Die Rückmeldungen der Teilnehmenden waren durchweg positiv. Viele äußerten den Wunsch nach neuen Kooperationen, die aus diesem Treffen hervorgehen könnten. Die nächste große EASP-Konferenz ist bereits für den Zeitraum vom 30. Juni bis 4. Juli 2026 in Straßburg geplant, was die kontinuierliche Vernetzung der Forscherinnen und Forscher im Bereich der Geschlechterforschung unterstreicht.

Die Datenbank „Gender Curricula in Bachelor und Master“ zeigt zudem das breite Spektrum der Frauen- und Genderforschungseinrichtungen in Deutschland. Verschiedene Institutionen, darunter das Zentrum für Anthropologie und Gender-Studies in Freiburg sowie das Margherita-von-Brentano-Zentrum an der Freien Universität Berlin, leisten bedeutende Beiträge zur Wissenschaft.

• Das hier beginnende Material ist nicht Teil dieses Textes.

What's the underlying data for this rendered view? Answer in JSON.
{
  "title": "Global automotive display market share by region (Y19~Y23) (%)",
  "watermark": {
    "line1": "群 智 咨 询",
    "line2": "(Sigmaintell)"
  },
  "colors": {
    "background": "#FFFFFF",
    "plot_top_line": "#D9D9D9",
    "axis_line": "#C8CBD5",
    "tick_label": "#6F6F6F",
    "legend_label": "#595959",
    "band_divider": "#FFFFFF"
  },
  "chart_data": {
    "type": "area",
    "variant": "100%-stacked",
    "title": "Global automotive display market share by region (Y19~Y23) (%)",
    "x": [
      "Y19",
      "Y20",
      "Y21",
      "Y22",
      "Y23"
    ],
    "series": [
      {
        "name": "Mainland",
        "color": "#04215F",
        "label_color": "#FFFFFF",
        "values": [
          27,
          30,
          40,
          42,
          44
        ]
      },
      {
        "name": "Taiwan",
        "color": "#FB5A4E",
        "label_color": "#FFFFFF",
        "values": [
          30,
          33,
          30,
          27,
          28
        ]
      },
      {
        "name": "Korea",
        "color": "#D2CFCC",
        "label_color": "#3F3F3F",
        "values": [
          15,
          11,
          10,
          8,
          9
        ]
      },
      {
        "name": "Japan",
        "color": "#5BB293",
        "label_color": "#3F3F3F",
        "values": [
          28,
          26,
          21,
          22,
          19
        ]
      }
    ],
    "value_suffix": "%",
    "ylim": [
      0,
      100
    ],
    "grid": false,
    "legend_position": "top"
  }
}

Diese Netzwerke fördern nicht nur den Austausch, sondern auch die Verknüpfung von Forschung und praktischer Anwendung im Kontext von Geschlechterforschung. In vielen Bundesländern, wie Nordrhein-Westfalen, Niedersachsen und Berlin, sind spezialisierte Institutionen aktiv, die das Ziel haben, Geschlechterfragen in der Forschung weiter voranzubringen.